Cela a, selon elle, fait diminuer les recettes pour les autorités belges de 61,5 millions d'euros. Début de semaine, la Fevia, la Fédération de l'industrie alimentaire belge, soulignait que les restrictions du trafic frontalier, qui ont empêché les Belges d'acheter de la nourriture ou de l'alcool moins cher hors du pays, ont fait augmenter les recettes liées à la TVA et aux accises de quelque 40 millions d'euros.

"Que les Belges ne puissent plus faire leurs courses de l'autre côté de la frontière est une chose, mais cela veut aussi dire que les consommateurs des pays voisins ne peuvent plus faire leurs achats chez nous", rétorque Cimabel dimanche, soulignant l'arrêt complet des ventes de tabac côté belge des frontières avec les Pays-Bas et la France. "Cela aussi a un prix, un prix nettement plus élevé que les 40 millions de recettes supplémentaires provenant des ventes de nourriture et de boissons", calcule-t-elle.

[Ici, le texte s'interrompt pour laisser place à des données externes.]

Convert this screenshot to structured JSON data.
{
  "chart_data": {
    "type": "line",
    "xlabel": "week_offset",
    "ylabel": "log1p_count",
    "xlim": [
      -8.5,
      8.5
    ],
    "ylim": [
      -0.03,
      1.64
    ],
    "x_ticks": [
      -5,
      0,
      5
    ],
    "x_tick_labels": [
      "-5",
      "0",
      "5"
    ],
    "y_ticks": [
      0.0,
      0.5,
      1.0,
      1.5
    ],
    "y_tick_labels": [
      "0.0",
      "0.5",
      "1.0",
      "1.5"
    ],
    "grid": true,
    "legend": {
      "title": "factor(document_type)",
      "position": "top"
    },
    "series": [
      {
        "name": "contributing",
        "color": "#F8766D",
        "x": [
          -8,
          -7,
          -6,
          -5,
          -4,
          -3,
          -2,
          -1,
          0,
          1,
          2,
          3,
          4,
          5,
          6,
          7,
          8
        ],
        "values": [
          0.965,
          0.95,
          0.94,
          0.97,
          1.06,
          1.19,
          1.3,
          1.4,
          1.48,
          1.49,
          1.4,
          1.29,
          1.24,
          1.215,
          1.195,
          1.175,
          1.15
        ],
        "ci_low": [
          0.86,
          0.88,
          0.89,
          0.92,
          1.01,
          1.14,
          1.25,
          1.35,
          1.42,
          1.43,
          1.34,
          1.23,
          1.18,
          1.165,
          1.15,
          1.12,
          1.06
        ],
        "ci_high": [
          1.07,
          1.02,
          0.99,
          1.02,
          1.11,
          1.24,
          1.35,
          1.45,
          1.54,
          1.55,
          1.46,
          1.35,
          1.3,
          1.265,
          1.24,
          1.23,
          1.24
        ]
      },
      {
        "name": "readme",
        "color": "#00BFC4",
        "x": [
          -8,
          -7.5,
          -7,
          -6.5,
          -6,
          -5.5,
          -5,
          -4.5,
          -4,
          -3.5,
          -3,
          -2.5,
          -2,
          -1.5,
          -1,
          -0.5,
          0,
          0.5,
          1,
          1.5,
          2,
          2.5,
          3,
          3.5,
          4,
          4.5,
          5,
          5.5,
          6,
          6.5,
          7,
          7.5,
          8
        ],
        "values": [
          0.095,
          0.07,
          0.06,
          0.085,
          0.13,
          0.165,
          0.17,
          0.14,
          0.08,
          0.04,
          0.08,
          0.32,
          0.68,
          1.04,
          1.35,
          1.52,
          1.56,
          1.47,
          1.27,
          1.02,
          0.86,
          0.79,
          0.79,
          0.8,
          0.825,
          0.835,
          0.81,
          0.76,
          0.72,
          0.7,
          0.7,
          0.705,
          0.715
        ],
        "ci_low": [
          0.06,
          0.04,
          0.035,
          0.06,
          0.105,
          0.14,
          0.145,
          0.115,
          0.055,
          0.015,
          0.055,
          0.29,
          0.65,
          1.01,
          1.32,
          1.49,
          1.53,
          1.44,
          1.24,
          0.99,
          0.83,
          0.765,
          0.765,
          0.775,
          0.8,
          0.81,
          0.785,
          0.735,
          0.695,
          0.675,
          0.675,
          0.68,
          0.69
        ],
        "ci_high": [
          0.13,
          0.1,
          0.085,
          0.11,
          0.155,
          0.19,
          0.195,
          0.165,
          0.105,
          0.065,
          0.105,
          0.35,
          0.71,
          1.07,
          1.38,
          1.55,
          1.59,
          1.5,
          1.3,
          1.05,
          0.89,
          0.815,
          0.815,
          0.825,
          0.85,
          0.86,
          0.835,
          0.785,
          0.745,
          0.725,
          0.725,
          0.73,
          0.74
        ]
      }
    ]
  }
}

Les ventes sur la frontière avec la Grande-Bretagne avaient déjà largement diminué ces dernières années en raison du taxshift du gouvernement précédent, se plaint également Cimabel. "Il était devenu plus intéressant pour les Britanniques de voyager jusqu'en Pologne, au Portugal ou en Espagne avec des compagnies aériennes low cost pour acheter du tabac."

La fédération plaide donc pour une "politique d'accises réaliste et réfléchie" à l'avenir, afin d'éviter que les consommateurs étrangers ne boudent notre pays. "Ces recettes le long de la frontière constituent une rentrée importante de fonds pour la Belgique", argumente-t-elle.